EW: Hem Cotton Candy hem de Lady of the Midnight, belirli kadınlar düşünülerek yazılmıştır. İsimlerini vermeyeceğim ama ikisinin de hayatımda olumlu ya da olumsuz çok büyük etkileri olduğunu söyleyebilirim. Onları daha önce bahsettiğim yeni şarkı yazma sürecini kullanarak yazdım. Sadece koro ve kancayı çaldım ve zihnimin işini yapmasına izin verdim.

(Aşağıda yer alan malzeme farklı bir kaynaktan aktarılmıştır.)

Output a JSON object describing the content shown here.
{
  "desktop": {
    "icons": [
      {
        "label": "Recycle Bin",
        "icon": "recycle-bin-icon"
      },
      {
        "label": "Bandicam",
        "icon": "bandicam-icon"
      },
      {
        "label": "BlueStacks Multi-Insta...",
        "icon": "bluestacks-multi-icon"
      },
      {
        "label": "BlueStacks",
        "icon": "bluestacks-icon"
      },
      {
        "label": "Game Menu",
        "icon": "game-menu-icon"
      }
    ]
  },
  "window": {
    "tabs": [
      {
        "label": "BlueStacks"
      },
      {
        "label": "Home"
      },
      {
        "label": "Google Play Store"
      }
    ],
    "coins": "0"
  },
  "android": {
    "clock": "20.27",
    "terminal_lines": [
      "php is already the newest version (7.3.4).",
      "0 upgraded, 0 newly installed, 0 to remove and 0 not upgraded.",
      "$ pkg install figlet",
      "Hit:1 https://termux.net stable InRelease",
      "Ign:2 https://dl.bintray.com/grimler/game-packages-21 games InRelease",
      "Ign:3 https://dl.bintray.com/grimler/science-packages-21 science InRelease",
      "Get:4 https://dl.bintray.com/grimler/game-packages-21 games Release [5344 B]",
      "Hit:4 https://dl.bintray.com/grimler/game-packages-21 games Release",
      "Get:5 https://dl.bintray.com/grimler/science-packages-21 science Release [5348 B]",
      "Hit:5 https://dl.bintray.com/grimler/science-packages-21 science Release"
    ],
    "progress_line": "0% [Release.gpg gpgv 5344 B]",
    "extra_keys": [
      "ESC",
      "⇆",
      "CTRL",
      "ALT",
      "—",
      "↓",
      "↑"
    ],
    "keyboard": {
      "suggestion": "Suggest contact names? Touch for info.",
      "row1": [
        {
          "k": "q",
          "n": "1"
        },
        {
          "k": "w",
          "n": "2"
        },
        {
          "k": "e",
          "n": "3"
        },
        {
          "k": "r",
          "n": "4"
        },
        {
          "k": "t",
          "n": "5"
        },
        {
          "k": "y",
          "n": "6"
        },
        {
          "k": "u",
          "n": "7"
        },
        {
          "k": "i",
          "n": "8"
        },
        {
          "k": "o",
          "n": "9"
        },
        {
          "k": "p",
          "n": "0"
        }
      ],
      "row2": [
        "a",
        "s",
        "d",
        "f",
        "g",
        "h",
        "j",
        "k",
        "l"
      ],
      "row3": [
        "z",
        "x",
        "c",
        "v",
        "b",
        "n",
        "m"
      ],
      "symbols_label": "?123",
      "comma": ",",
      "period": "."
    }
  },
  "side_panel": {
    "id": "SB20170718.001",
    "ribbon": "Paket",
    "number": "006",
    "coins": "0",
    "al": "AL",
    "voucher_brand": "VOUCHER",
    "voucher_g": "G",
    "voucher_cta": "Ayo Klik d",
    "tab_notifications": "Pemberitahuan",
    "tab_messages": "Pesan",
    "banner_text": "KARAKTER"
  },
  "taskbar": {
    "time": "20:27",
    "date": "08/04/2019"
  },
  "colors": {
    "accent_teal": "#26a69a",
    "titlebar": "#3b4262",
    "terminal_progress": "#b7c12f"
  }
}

EW: Çok sayıda yeni şarkı üzerinde çalışıyorum! Diğer synthwave sanatçıları tarafından üretilen beş ila yedi şarkının yanı sıra yıl sonuna kadar üç şarkımı daha yayınlamayı planlıyorum. Şimdiye kadar en sevdiğim synthwave yapımcılarından biri Miami'den DreamShore. Sesinin ve şarkılarını yapılandırma şeklinin açık ara en iyinin en iyisi olduğunu söylemeliyim. Umarım, planlanan tüm şarkıları bitirdiğimde, canlı şovlara hazırlanabilirim.

EW: Müziğimi sahneye çıkarmak ve sonunda ulusal ve uluslararası hayran kitlemi büyütmek istiyorum. Uluslararası bir sansasyon yaratmak her sanatçının hayalidir, ama gerçekten beni duymak isteyen birçok insan tarafından duyulmak istiyorum. Sanatımı iyi bir hikayeyi anlayan ve takdir edenlerle paylaştığımı bilmek beni iyi hissettiriyor. Ayrıca Ollie Wride, The Midnight, Kalax ve Com Truise gibi kahramanlarla işbirliği yapmak isterim.

EW: Synthwave topluluğu için bir hashtag olmasına bayılıyorum. Daha önce de belirttiğim gibi, synthwave topluluğu şimdiye kadar deneyimlediğim en misafirperver topluluklardan biri. Kollarını geniş ve geniş açıyorlar ve bu nedenle sadık bir hayran ve yaratıcı kazandılar.

EW: Yaratıcılık ateşimi yeniden alevlendirmek için sadece kahramanlarımı ve onların müzikal süreçlerini dinliyorum ve ayrıca Dash Digital Studio adlı bir yaratıcı ekiple çalışıyorum. Burası tek başına yaratıcı enerjimi gerçekten harekete geçiriyor, bu yüzden kendimi üretim evim olarak adlandırmak için göç ettim.